The 2nd stage is the time from full cervical dilation to delivery of the fetus. On average, it lasts 2 hours in nulliparas (median 50 minutes) and 1 hour in multiparas (median 20 minutes). It may last another hour or more if conduction (epidural) analgesia or intense opioid sedation is used. For spontaneous delivery, women must supplement uterine contractions by expulsively bearing down. In the 2nd stage, women should be attended constantly, and fetal heart sounds should be checked continuously or after every contraction. Contractions may be monitored by palpation or electronically.
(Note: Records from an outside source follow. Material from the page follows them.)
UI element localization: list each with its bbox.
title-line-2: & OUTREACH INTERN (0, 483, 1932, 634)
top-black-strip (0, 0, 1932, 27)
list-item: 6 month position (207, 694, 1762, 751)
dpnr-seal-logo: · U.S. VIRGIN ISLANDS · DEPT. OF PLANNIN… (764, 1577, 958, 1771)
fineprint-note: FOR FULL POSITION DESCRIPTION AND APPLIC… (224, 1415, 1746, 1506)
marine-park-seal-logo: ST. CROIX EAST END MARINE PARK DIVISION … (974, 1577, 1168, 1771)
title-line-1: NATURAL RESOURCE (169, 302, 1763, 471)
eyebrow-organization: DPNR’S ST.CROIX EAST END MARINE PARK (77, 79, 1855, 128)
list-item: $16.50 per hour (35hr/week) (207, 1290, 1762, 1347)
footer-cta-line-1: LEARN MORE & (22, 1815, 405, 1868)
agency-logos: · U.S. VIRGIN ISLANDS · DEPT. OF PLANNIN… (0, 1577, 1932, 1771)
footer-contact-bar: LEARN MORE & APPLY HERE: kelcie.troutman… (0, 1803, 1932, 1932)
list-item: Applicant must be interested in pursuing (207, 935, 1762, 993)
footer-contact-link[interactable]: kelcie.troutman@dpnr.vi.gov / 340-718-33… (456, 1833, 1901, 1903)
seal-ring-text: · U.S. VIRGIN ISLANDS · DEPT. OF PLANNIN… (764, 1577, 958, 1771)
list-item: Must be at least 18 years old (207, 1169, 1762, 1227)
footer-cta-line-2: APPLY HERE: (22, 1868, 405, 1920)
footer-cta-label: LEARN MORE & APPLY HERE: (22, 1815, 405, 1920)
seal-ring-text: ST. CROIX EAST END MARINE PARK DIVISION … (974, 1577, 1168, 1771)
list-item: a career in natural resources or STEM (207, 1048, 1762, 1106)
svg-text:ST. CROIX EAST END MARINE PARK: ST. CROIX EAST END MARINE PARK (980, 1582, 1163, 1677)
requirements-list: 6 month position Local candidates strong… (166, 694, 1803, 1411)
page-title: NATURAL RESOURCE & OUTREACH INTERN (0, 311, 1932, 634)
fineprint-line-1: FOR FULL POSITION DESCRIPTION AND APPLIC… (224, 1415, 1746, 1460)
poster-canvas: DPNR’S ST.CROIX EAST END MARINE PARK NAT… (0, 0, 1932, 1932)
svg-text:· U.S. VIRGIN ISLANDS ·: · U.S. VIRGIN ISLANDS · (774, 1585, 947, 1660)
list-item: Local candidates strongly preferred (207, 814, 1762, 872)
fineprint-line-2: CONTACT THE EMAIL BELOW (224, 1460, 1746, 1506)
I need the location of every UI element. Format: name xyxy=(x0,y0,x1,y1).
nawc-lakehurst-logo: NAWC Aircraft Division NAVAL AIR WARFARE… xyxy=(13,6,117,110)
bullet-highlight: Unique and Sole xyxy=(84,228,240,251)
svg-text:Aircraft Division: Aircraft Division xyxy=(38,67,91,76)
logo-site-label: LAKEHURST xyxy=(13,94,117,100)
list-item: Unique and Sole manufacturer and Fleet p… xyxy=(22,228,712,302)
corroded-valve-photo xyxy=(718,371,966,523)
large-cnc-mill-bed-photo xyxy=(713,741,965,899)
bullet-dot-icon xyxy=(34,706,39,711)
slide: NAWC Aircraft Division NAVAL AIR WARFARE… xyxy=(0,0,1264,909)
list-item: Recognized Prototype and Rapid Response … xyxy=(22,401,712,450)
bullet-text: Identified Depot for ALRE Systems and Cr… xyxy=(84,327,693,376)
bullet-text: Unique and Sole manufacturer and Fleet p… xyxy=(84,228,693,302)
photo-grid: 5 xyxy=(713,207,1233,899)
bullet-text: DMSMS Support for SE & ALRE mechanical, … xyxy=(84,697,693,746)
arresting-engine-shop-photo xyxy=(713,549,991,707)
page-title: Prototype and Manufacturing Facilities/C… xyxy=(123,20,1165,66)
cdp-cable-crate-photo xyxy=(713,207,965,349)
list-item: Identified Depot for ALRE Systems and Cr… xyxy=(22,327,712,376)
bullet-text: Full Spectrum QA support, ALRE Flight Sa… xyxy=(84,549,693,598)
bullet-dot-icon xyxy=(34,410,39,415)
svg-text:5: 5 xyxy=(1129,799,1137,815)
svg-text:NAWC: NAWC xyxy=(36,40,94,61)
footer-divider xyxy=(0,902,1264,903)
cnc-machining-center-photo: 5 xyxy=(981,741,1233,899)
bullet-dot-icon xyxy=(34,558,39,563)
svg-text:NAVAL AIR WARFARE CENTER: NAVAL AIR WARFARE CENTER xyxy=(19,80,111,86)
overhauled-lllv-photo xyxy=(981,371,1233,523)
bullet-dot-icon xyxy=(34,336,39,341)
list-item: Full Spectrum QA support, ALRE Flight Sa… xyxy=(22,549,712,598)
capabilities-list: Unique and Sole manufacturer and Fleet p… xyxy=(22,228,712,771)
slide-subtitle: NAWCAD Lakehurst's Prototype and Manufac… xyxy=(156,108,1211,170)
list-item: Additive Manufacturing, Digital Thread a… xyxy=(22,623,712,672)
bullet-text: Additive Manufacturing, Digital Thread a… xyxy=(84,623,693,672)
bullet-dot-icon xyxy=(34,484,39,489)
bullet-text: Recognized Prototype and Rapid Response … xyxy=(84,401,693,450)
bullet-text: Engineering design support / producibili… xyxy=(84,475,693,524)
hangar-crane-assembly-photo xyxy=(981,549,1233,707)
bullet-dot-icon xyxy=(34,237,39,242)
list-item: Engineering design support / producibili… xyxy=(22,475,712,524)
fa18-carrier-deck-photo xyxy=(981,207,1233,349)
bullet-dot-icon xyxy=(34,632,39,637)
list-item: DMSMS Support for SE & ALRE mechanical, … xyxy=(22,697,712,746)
During the 2nd stage of labor, perineal massage with lubricants and warm compresses may soften and stretch the perineum and thus reduce the rate of 3rd- and 4th-degree perineal tears (2). These techniques are widely used by midwives and birth attendants. Precautions should be taken to reduce risk of infection with perineal massage

During the 2nd stage (in contrast to the 1st stage), the mother's position does not affect duration or mode of delivery or maternal or neonatal outcome in deliveries without epidural anesthesia (3). Also, the pushing technique (spontaneous versus directed and delayed versus immediate) does not affect the mode of delivery or maternal or neonatal outcome. Use of epidural anesthesia delays pushing and may lengthen the 2nd stage by an hour (4).

The 3rd stage of labor begins after delivery of the infant and ends with delivery of the placenta. This stage usually lasts only a few minutes but may last up to 30 minutes.